Chirac confère la Croix de la légion d’honneur à la ville d’Alger

Chirac confère la Croix de la légion d’honneur à la ville d’Alger

par Mohamed Tayeb , Le Jeune Indépendant, 16 août 2004

Le hasard de l’histoire a voulu que, 60 ans après, les retrouvailles franco-algériennes connaissent un jalon supplémentaire dans leur processus sur un bâtiment de guerre au nom évocateur. C’est en effet sur le Charles-de-Gaulle, ancré en rade à Toulon, que le président français Jacques Chirac a annoncé sa décision de conférer à titre unique et exceptionnel la Croix de la légion d’honneur à la ville d’Alger en qualité de capitale de la France combattante.

Si le geste est fort, il n’en est pas moins symbolique en ces temps de progressif scellement de la réconciliation entre les deux pays, engagés par ailleurs dans un douloureux travail et effort de mémoire. Que Chirac ait annoncé cette décision en présence du président Bouteflika à bord du porte-avions de la marine française ajoute immanquablement de l’épaisseur au geste ! Dans le même temps, Chirac n’a pas manqué, alors qu’il rendait un vibrant et chaleureux hommage aux fils du Maghreb engagés dans la libération de la France, de rappeler à l’adresse du roi Mohamed VI que le grand-père de ce dernier, Mohamed Benyoucef, qui sera connu plus tard comme Mohamed V, avait reçu des mains du général De Gaulle la Croix de compagnon de la libération.

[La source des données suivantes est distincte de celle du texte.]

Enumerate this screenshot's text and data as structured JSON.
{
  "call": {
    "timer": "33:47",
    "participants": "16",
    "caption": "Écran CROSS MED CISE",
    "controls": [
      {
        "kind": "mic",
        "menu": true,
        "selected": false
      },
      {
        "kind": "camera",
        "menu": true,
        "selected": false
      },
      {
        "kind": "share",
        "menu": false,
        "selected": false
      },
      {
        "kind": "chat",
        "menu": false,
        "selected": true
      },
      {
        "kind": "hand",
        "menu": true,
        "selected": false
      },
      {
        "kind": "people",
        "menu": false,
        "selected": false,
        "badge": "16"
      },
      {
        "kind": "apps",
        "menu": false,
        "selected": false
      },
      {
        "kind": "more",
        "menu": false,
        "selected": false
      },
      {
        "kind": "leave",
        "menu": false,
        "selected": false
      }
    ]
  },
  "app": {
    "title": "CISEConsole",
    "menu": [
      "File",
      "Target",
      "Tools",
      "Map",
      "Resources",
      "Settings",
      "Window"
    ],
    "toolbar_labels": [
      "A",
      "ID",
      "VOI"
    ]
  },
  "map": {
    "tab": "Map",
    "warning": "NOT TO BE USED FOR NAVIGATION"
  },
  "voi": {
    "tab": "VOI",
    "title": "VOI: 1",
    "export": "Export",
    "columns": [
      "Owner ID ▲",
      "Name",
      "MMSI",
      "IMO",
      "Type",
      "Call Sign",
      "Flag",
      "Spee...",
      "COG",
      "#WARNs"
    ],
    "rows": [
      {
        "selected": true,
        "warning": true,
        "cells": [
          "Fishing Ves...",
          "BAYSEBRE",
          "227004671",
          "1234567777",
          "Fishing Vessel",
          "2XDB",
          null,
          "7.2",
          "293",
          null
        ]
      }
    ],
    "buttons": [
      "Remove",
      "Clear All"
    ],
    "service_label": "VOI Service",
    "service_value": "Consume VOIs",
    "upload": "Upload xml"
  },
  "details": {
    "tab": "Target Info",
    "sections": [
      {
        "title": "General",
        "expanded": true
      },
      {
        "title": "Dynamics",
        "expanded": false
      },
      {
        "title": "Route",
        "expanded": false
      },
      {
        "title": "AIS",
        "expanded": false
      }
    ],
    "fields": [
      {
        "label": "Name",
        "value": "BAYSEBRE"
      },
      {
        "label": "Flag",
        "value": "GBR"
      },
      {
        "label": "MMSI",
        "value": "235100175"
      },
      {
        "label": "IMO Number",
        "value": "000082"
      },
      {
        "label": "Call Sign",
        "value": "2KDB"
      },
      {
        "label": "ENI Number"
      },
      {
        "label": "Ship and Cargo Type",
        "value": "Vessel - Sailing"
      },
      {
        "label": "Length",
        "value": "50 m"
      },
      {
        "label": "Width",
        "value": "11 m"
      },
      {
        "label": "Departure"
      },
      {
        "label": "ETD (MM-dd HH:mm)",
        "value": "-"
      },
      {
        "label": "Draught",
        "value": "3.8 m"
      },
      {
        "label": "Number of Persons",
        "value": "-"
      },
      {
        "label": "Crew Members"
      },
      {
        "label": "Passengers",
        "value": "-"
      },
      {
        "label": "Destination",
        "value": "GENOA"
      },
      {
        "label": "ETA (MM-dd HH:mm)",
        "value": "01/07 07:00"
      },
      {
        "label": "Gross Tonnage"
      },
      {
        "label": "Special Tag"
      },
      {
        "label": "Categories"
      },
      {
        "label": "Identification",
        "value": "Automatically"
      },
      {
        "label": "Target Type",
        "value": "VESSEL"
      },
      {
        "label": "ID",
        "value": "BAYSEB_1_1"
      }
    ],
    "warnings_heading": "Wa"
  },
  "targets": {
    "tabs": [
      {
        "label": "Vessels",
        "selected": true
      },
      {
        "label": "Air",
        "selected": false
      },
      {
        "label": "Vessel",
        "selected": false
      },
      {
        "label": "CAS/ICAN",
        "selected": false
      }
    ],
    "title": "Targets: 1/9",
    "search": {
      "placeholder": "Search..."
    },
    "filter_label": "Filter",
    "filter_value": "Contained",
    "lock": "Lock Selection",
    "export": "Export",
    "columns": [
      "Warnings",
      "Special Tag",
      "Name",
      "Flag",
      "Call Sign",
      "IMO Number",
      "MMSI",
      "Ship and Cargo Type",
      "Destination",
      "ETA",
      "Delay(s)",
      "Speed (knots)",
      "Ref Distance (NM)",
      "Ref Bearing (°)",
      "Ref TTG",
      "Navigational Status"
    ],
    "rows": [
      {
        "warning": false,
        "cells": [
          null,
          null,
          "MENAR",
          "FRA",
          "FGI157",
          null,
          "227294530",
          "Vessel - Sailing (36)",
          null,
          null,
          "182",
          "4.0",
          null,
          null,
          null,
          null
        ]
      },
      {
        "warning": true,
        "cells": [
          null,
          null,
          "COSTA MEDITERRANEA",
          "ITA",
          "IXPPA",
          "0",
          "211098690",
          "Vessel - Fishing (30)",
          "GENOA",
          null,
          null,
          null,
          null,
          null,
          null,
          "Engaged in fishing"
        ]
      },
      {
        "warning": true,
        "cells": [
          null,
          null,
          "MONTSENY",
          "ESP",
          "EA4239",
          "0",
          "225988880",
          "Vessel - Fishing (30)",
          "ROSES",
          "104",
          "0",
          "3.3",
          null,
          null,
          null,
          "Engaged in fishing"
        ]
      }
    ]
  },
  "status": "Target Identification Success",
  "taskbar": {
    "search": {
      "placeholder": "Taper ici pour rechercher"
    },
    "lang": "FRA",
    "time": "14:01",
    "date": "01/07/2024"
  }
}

Ce faisant, le président français en décernant une distinction à Alger et en évoquant le passé historique du souverain marocain a semblé faire un clin d’œil direct aux chefs d’Etat des deux pays alignés face à lui mais pas côte à côte pour qu’ils s’inspirent de l’histoire commune de leurs peuples afin de construire ensemble l’avenir de la région.

Arrivés séparément à bord du Charles-De-Gaulle, Bouteflika et Mohamed VI ont donné l’impression de s’éviter et de s’ignorer superbement en dépit de la rigueur du protocole.Bouteflika s’était joint dès samedi à Paris aux autres chefs d’Etat invités aux cérémonies commémoratives du débarquement en Provence et participé au déjeuner offert en leur honneur par Rafarin avant de se rendre ensemble à Toulon, puis en hélicoptère à bord du Charles-de-Gaulle, alors que Mohamed VI a soigneusement évité de se mêler au groupe, se rendant d’abord directement à Nice, puis, de là, à Toulon, comme pour éviter de se retrouver dans le même groupe que Bouteflika.

C’est du moins l’impression qui s’est dégagée d’une telle attitude. M. T.